Rodney Brossart was arrested in 2011 for refusing to return his neighbor's cows and for allegedly "terrorizing" police officers who tried to arrest him.
That's when things took a turn for the creepy.
Predator Drone Assisted Arrest
During the heated standoff, the local SWAT team borrowed a Predator drone from the Department of Homeland Security to locate Brossart and his three armed sons, making it the first time a drone was used to help make an arrest on U.S. soil, reports U.S. News.
Brossart was eventually acquitted of the cattle-related theft charges, but he was convicted of terrorizing police. Because the conviction resulted in large part from the domestic drone's aerial surveillance, Brossart tried to get his conviction overturned, contending the drone was "dispatched without judicial approval or a warrant," U.S. News reports.

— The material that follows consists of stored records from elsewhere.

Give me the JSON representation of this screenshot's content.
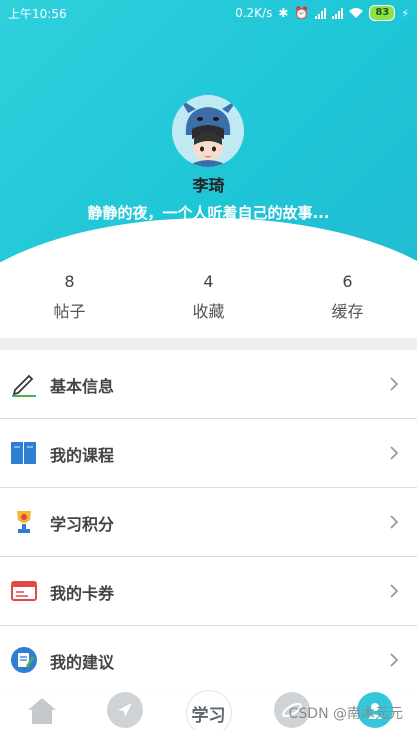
{
  "status_bar": {
    "time": "上午10:56",
    "speed": "0.2K/s",
    "battery": "83"
  },
  "profile": {
    "name": "李琦",
    "signature": "静静的夜，一个人听着自己的故事..."
  },
  "stats": [
    {
      "value": "8",
      "label": "帖子"
    },
    {
      "value": "4",
      "label": "收藏"
    },
    {
      "value": "6",
      "label": "缓存"
    }
  ],
  "menu": [
    {
      "label": "基本信息",
      "icon": "pencil-icon"
    },
    {
      "label": "我的课程",
      "icon": "book-icon"
    },
    {
      "label": "学习积分",
      "icon": "trophy-icon"
    },
    {
      "label": "我的卡券",
      "icon": "card-icon"
    },
    {
      "label": "我的建议",
      "icon": "feedback-icon"
    }
  ],
  "tabbar": {
    "center_label": "学习",
    "tabs": [
      "home-icon",
      "navigate-icon",
      "study",
      "planet-icon",
      "profile-icon"
    ]
  },
  "watermark": "CSDN @南木元元",
  "colors": {
    "header": "#2fd0dc",
    "accent": "#35c6d9"
  }
}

Warrantless Drone Searches
So, does this case trigger exciting legal drama related to warrantless drone searches that may ultimately give folks like Brossart a glimmer of hope in eventually fending off their convictions? Probably not.
The case does raise interesting questions about whether drones are in "public navigable airspace" or infringe on a person's reasonable expectation of privacy. But the U.S. Supreme Court has acknowledged several cases in which aerial, manned crafts were legally used for surveillance without a warrant.
In addition, many courts have found the views taken by those aerial observers to be outside the surveillance subject's reasonable expectation of privacy. So, if a neighbor could have spotted Brossart the same as a low-flying drone might, there is no reasonable expectation of privacy in that surveillance.
And to think it all began with a few cows.